Lynley descubrió que, ni siquiera ahora, era capaz de añadir que el profesor de guardia, John Corntel, se había olvidado de patrullar, que Brian sabía tal vez que Corntel no estaba solo aquella noche, que, como su habitación era contigua a la de John Corntel, sabía sin duda que Emilia Bond estaba con él y sospechaba de qué forma pasarían la noche; que, a la postre, la situación reinante en el colegio le permitía hacer lo que le viniera en gana.

– Pero ¿por qué? -preguntó Lockwood-. ¿Cuáles eran los temores de Chas Quilter?
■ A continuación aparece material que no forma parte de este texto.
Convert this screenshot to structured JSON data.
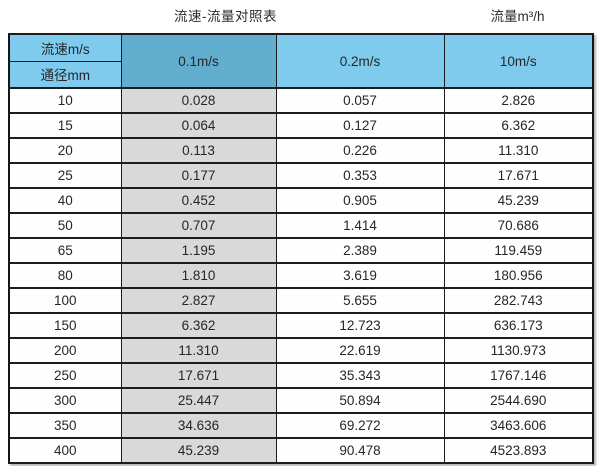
{
  "titles": {
    "main": "流速-流量对照表",
    "unit": "流量m³/h"
  },
  "table_header": {
    "velocity_label": "流速m/s",
    "diameter_label": "通径mm",
    "velocity_columns": [
      "0.1m/s",
      "0.2m/s",
      "10m/s"
    ]
  },
  "colors": {
    "header_light_blue": "#7ecbee",
    "header_dark_blue": "#62aecf",
    "shaded_column_gray": "#d9d9d9",
    "border_dark": "#1c1c1c",
    "cell_background": "#fefefe"
  },
  "chart_data": {
    "type": "table",
    "title": "流速-流量对照表",
    "unit_label": "流量m³/h",
    "columns": [
      "通径mm",
      "0.1m/s",
      "0.2m/s",
      "10m/s"
    ],
    "rows": [
      [
        "10",
        "0.028",
        "0.057",
        "2.826"
      ],
      [
        "15",
        "0.064",
        "0.127",
        "6.362"
      ],
      [
        "20",
        "0.113",
        "0.226",
        "11.310"
      ],
      [
        "25",
        "0.177",
        "0.353",
        "17.671"
      ],
      [
        "40",
        "0.452",
        "0.905",
        "45.239"
      ],
      [
        "50",
        "0.707",
        "1.414",
        "70.686"
      ],
      [
        "65",
        "1.195",
        "2.389",
        "119.459"
      ],
      [
        "80",
        "1.810",
        "3.619",
        "180.956"
      ],
      [
        "100",
        "2.827",
        "5.655",
        "282.743"
      ],
      [
        "150",
        "6.362",
        "12.723",
        "636.173"
      ],
      [
        "200",
        "11.310",
        "22.619",
        "1130.973"
      ],
      [
        "250",
        "17.671",
        "35.343",
        "1767.146"
      ],
      [
        "300",
        "25.447",
        "50.894",
        "2544.690"
      ],
      [
        "350",
        "34.636",
        "69.272",
        "3463.606"
      ],
      [
        "400",
        "45.239",
        "90.478",
        "4523.893"
      ]
    ]
  }
}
– Conocía las normas, señor Lockwood. Había dejado embarazada a una chica. Había robado un vehículo del colegio para ir a verla. Había ocultado el hecho de que Clive Pritchard atormentaba a Harry Morant. En su opinión, era el candidato más firme para la expulsión, y creía que esa expulsión de Bredgar Chambers destruiría su futuro. Su error fue comentárselo a Brian, porque Brian comprendió de inmediato cómo manipular ese temor a fin de ganarse el cariño de Chas. Sin embargo, Brian no anticipó que Chas se sentiría abrumado por el peso de la culpa y la responsabilidad, por no mencionar la angustia de que todo saliera a la luz. La muerte de Matthew Whateley no apuraba esa posibilidad. Chas averiguó que el muchacho había escrito a Jean Bonnamy, comunicándole que había visto al prefecto el martes por la noche. Chas estaba presente cuando la sargento Havers y yo encontramos el borrador de la carta. No me cabe duda de que Chas se lo contó a Brian, y éste comprendió que, si bien no podía hacer nada para calmar el sentimiento de culpa de Chas o aliviar el peso de la responsabilidad que recaía sobre sus hombros, podía impedir que se llevara a cabo el descubrimiento. Decidió eliminar el último peligro que acechaba a Chas. Intentó matar a Jean Bonnamy; una demostración más de amor.

Brian levantó la vista. Sus ojos habían perdido el brillo.

– ¿Se supone que debo confirmar lo que usted ha dicho? ¿Es eso lo que quiere?

– Brian, por el amor de Dios -suplicó su padre.

Lynley sacudió la cabeza.

– No es necesario. Nos bastará con los análisis forenses del laboratorio, el minibús y la cámara de la residencia Calchus. Tenemos la descripción que Jean Bonnamy hizo de ti, y no me cabe duda de que encontraremos muestras de su sangre, cabellos y piel en tus ropas. Tenemos tus conocimientos de química. Y, en último extremo, creo que Clive Pritchard confesará la verdad. Al contrario que Chas, me parece que Clive preferirá acusarte de la muerte de Matthew Whateley antes que suicidarse, sobre todo cuando sepa cómo murió realmente el muchacho. Así que no es necesario, Brian. No te he traído para esto.